Chargement de la synthese...
Chargement de la synthese...
Par Edouard Vaillant (Le Cynique)
Illustration generee par IAChangez la perspective de lecture. Le contenu factuel reste identique, seul le style et le ton varient.
La cavale est finie, le spectacle, lui, continue. Ilyas Kherbouch, alias « Ganito », l’évadé de Villepinte libéré par trois farceurs en uniforme, a été cueilli dans le Sud pour son vingt-et-unième anniversaire . Une arrestation qui fait plaisir aux communiqués de presse mais qui laisse intacte la question : comment diable a-t-on pu laisser sortir si facilement ce qu'on était censé garder ?
L’histoire avait le parfum surrané d’un vieux polar de gare. Trois comparses déguisés en pandores, un faux papier brandi comme un sésame, et voilà un détenu qui s’évapore de la maison d’arrêt de Villepinte sans que personne ne cligne des yeux. Treize jours plus tard, la farce s’achève dans le sud de la France, le jour même où le protagoniste souffle ses bougies . Bien sûr, on nous présentera cette interpellation comme une victoire de l’ordre. Force est de constater que c’est surtout l’aveu d’une défaite préalable. Après avoir laissé filer le poisson, on se félicite d’avoir réussi à repêcher la ligne.
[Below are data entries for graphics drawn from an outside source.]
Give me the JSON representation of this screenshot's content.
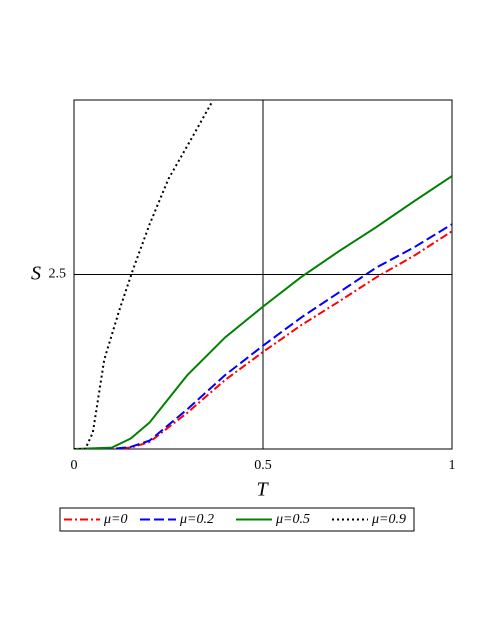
{
  "chart_data": {
    "type": "line",
    "xlabel": "T",
    "ylabel": "S",
    "xlim": [
      0,
      1
    ],
    "ylim": [
      0,
      5
    ],
    "xticks": [
      0,
      0.5,
      1
    ],
    "yticks": [
      2.5
    ],
    "grid": true,
    "series": [
      {
        "name": "μ=0",
        "color": "#ff0000",
        "dash": "8 3 2 3",
        "x": [
          0,
          0.1,
          0.15,
          0.2,
          0.3,
          0.4,
          0.5,
          0.6,
          0.7,
          0.8,
          0.9,
          1
        ],
        "values": [
          0,
          0,
          0.02,
          0.1,
          0.52,
          0.99,
          1.39,
          1.77,
          2.11,
          2.46,
          2.77,
          3.12
        ]
      },
      {
        "name": "μ=0.2",
        "color": "#0000ff",
        "dash": "10 4",
        "x": [
          0,
          0.1,
          0.15,
          0.2,
          0.3,
          0.4,
          0.5,
          0.6,
          0.7,
          0.8,
          0.9,
          1
        ],
        "values": [
          0,
          0,
          0.03,
          0.12,
          0.57,
          1.06,
          1.48,
          1.88,
          2.24,
          2.6,
          2.89,
          3.22
        ]
      },
      {
        "name": "μ=0.5",
        "color": "#008000",
        "dash": "",
        "x": [
          0,
          0.1,
          0.15,
          0.2,
          0.3,
          0.4,
          0.5,
          0.6,
          0.7,
          0.8,
          0.9,
          1
        ],
        "values": [
          0,
          0.02,
          0.15,
          0.38,
          1.06,
          1.6,
          2.04,
          2.46,
          2.83,
          3.18,
          3.55,
          3.91
        ]
      },
      {
        "name": "μ=0.9",
        "color": "#000000",
        "dash": "2 3",
        "x": [
          0,
          0.03,
          0.05,
          0.08,
          0.12,
          0.156,
          0.2,
          0.25,
          0.31,
          0.365
        ],
        "values": [
          0,
          0,
          0.24,
          1.28,
          1.99,
          2.57,
          3.22,
          3.87,
          4.44,
          4.97
        ]
      }
    ]
  }
}
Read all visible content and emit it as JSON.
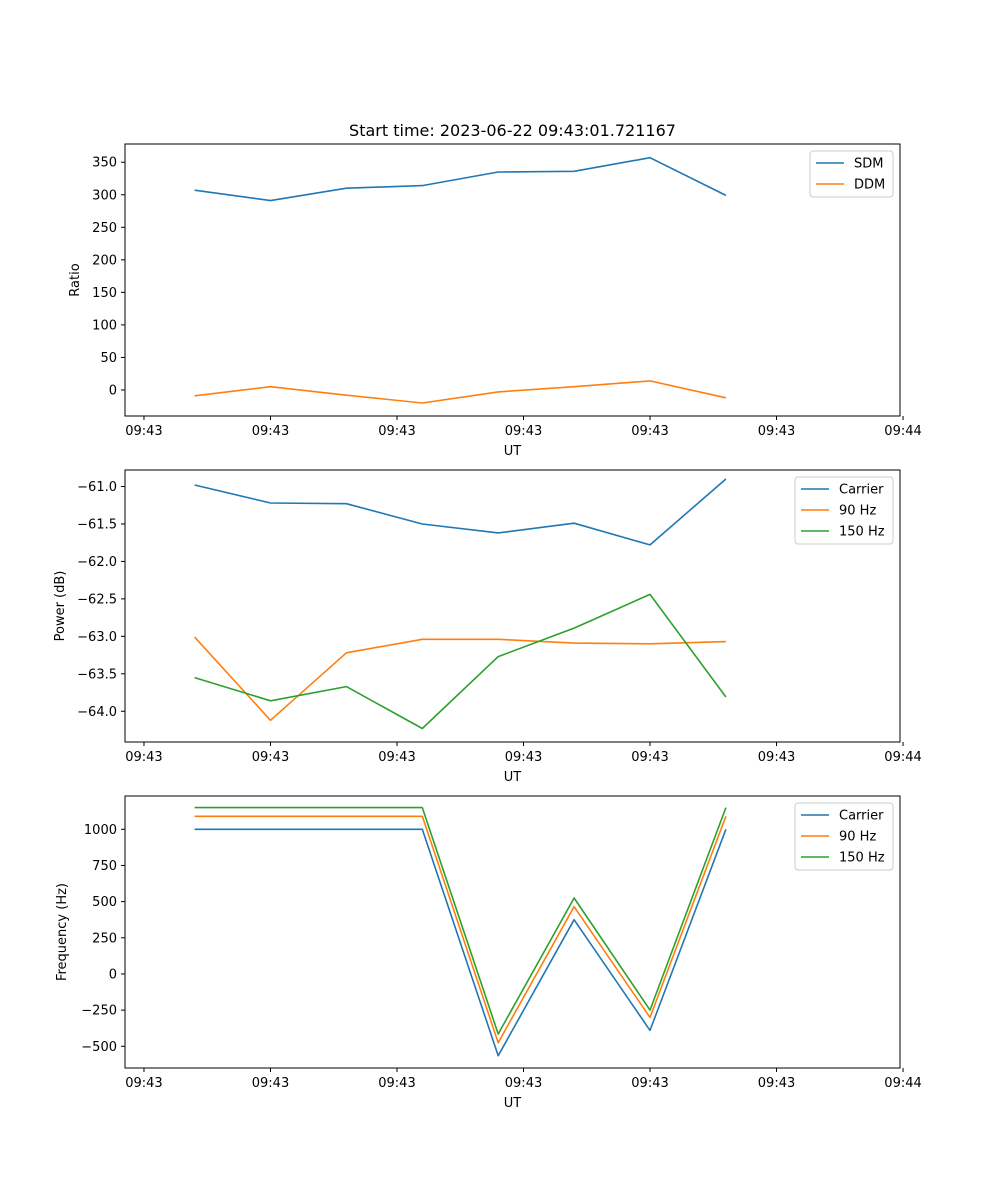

Quel progrès.
La méthode, d’une simplicité désarmante, aurait fait rougir les auteurs des Douze Travaux d’Astérix. Une usurpation d’identité, un mandat factice, et les portes s’ouvrent. On se demande bien quel est le coût du stage de vigilance pour le personnel de surveillance. Étonnamment, les procédures conçues pour empêcher ce genre de mascarade ont fonctionné comme un passe-partout dans une serrure rouillée. À qui profite cette incurie chronique, sinon à tous ceux qui ont intérêt à ce que l’État apparaisse comme un géant aux pieds d’argile ?
Sur les réseaux, l’affaire a été accueillie avec ce mélange d’incrédulité et de cynisme qui est devenu notre lot quotidien. L’arrestation, certes, mais le sentiment persiste d’une justice en kit, vulnérable au premier imposteur venu. Cet épisode s’inscrit dans la longue tradition des trous dans la raquette pénitentiaire, entre surpopulation et vétusté. Paradoxalement, plus le système est présenté comme blindé, plus ses failles, lorsqu’elles apparaissent, ressemblent à des canyons. Va-t-on nous resservir le sempiternel couplet des « audits » et des « contrôles renforcés », comme on repeint la façade d’un bâtiment qui prend l’eau de toute part ?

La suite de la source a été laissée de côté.